In support of jurisdiction, Clemens points to the harm he suffered in Texas and to McNamee’s knowledge of the likelihood of such damage in the forum. Yet . . . Clemens has not made a prima facie showing that McNamee made statements in which Texas was the focal point: the statements did not concern activity in Texas; nor were they made in Texas or directed to Texas residents any more than residents of any state. As such, the district court did not err in dismissing Clemens’ suit for lack of personal jurisdiction over McNamee.
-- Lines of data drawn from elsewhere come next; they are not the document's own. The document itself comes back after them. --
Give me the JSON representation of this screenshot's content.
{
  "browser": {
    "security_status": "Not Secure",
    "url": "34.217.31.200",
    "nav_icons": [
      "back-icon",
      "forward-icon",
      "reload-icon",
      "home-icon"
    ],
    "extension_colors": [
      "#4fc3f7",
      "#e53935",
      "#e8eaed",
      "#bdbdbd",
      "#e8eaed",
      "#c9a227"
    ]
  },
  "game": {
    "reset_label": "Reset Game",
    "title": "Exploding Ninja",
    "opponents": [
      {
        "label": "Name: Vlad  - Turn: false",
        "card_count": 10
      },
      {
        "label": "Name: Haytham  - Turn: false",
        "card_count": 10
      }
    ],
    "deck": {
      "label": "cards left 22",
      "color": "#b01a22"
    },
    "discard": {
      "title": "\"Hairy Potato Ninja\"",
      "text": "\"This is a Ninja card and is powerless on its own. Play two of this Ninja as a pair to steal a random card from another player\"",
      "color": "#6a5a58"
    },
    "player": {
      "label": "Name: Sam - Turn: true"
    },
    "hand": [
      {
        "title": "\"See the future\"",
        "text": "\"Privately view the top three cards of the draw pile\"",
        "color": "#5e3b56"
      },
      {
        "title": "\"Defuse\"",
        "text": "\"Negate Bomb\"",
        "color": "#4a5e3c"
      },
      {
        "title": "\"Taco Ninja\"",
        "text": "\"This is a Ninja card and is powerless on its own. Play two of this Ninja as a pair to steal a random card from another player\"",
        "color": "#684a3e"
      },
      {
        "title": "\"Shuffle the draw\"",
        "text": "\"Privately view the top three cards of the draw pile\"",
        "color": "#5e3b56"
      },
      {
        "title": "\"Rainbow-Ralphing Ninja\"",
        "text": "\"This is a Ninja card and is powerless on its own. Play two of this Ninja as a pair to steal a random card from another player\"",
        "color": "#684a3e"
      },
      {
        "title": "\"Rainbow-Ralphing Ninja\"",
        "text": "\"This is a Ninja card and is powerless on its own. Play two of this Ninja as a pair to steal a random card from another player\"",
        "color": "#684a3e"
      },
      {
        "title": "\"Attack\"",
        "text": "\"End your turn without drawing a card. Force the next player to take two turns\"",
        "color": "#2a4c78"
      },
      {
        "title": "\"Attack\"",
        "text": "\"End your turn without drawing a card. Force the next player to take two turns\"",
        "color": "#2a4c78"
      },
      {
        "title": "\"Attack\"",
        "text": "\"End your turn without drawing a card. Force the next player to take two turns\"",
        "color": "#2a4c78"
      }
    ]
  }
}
From the dissenting opinion by Judge Catharina Haynes:
Because I conclude that specific jurisdiction exists here, I respectfully dissent. McNamee had sufficient minimum contacts with Texas, and the exercise of personal jurisdiction does not offend traditional notions of fair play and substantial justice.
. . .
In this case, there are two independent grounds upon which the minimum contacts inquiry is satisfied. First, McNamee made numerous business trips to Texas to train Clemens, and these trips “relate to” and form an integral part of the instant cause of action. Second, under the Calder “effects test,” McNamee established minimum contacts with Texas because, taking Clemens’s allegations as true, McNamee intentionally directed his false claims at Texas, where he knew Clemens resided and where it was foreseeable that the brunt of the injury from McNamee’s statements would be felt.